Sci-fi and the genre books were a bit of a different story, near the front of the store. That market is going pretty strong right now, but I’m not sure its placement would signify they are moving it to the forefront.

On the other hand, I’m fairly disappointed by the genre’s representation. I was interested in glancing through the Hugo nominations, and I didn’t have the list handy, but of the two I specifically remembered, they only had one, Boneshaker. The one I was more interested in, China Mieville’s The City and The City wasn’t there at all. You’d think they’d make a plan-o-gram for the nominees, but not really.

Second, there were a total of something on the order of two anthologies. Two. Anthologies were once a lifeblood of the industry. I’d really like to see what is getting selected to magazines as I start submitting stories around a bit, but this really isn’t affording me the ability to.

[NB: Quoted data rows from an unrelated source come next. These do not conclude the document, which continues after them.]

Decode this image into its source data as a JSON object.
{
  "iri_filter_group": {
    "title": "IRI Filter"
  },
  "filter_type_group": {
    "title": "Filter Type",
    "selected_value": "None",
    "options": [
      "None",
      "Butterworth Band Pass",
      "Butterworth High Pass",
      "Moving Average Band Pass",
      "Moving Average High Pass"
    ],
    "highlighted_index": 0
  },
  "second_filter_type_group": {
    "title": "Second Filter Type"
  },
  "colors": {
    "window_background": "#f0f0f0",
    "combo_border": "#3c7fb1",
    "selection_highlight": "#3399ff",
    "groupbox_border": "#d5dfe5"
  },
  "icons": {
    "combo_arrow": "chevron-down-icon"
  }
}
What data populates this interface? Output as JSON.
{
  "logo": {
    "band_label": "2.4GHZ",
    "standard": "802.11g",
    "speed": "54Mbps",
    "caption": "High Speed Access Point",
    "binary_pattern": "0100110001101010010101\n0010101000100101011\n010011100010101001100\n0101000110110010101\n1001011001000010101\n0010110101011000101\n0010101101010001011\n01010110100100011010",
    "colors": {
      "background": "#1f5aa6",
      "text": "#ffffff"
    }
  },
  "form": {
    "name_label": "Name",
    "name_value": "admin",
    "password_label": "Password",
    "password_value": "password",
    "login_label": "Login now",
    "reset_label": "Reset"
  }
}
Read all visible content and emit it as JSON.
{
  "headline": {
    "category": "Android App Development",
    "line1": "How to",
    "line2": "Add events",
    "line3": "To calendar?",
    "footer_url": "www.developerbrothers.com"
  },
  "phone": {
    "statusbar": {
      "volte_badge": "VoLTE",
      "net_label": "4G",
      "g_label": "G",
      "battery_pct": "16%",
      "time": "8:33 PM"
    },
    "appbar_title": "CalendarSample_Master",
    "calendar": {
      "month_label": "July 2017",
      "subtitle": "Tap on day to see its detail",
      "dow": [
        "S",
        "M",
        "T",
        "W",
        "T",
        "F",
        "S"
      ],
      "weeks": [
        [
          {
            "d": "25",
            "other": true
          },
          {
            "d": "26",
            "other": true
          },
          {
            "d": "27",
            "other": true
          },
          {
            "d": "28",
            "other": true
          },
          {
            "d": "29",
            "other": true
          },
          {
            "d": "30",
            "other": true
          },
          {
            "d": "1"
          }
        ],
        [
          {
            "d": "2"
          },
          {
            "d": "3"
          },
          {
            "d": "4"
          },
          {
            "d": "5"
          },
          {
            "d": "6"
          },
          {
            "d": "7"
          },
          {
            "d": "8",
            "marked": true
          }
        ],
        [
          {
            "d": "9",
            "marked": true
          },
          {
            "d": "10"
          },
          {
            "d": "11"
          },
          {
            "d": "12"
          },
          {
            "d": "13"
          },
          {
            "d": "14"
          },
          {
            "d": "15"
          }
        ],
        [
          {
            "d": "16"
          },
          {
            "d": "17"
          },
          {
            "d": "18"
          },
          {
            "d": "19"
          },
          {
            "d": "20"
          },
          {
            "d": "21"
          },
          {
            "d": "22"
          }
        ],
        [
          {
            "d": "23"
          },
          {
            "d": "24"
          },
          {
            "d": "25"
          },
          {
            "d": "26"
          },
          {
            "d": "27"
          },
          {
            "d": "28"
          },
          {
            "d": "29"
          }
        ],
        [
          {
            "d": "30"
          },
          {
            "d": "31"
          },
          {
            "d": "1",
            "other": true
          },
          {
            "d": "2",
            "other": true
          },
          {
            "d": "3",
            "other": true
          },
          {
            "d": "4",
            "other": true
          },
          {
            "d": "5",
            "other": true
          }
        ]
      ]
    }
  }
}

Finally, the sheer amount of urban fantasy, vampire killer chicks in corsets is overwhelming and horrifying. It felt like half of one side was dedicated to the badass chick genre, and really, how much material is there for us readers? I’ve been thinking about the badass characters of late, and realizing the more badass the character, the less depth we seem to get.

I wasn’t really interested in picking up any books, I can’t really afford much and my reading list is pretty backed up at the moment, but the one book I would have picked up wasn’t there. I was interested in John Everson’s the 13th. I know John from playing in a band with him, and we reconnected recently. In the interim he’s won a Bram Stoker Award, and he’s been touring bookstores for a couple months now. He’s an author who lives fairly close to the area, and they didn’t have a single copy of his books to be found. Plenty of vampire hunters, but when it gets to award winners, well, I guess that doesn’t carry the same caveat anymore, now does it?